Mental illness and nutrition

Promoting better health and well-being requires a joined-up policy framework that takes into consideration diverse and sometimes different policy areas.

“Take, for example, the issue of mental illness: not only does it ruin lives, but it’s estimated to cost the EU €600bn a year in lost productivity,” Vercouteren said.

Mental health issues cost EU countries more than €600 billion

In many EU countries, mental health is still a taboo. However, the economic impact of psychological disorders is a loss of 4% of GDP and changes in the labour market only aggravate the situation, according to a report by the OECD.
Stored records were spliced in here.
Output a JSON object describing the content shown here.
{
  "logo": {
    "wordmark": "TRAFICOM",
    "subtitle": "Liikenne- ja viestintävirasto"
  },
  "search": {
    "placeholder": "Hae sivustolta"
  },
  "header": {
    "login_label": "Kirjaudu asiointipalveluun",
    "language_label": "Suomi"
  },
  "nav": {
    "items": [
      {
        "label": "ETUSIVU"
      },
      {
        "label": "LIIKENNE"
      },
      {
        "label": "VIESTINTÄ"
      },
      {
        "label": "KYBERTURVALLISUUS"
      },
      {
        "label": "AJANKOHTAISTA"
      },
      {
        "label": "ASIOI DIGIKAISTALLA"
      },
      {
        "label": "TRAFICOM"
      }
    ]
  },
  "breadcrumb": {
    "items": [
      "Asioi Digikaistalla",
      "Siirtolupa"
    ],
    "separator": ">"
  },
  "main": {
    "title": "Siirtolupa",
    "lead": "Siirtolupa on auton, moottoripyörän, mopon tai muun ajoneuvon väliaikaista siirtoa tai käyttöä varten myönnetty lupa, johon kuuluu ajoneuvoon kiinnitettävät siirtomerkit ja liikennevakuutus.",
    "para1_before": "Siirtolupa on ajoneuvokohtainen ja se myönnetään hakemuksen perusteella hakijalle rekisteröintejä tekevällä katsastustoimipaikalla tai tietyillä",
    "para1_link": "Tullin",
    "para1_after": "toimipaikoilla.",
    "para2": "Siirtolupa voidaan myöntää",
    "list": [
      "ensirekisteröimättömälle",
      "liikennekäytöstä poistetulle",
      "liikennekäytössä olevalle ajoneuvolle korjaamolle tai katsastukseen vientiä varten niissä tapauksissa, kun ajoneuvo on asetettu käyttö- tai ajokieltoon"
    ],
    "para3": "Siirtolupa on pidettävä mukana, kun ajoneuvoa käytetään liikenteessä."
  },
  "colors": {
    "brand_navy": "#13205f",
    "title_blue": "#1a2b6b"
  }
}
According to the Health at a Glance report, the bulk of costs for mental illnesses such as depression, anxiety, disorder and alcohol or drug use disorders is indirect: €260 billion is due to lower employment rates of people suffering from mental diseases, while €170 billion is spent on social security programmes.

“Good mental health policy isn’t all about treatment. Most of all, it is about prevention through improving understanding, support and providing the infrastructure that promotes well-being,” Vercouteren said.

Agrifood sector and its interrelation with nutrition and health also show the need for policy coherence from farm to fork, namely through an integrated food policy also capable of addressing health issues

Unhealthy diet, driven by unhealthy food environments, is one of the main risk factors for all deaths and diseases in the EU, explained EPHA’s Nikolai Pushkarev.

“For instance, diets are responsible for nearly 50% of the burden of cardiovascular diseases, Europe’s largest killer, at an estimated cost €102 billion per year,” he said.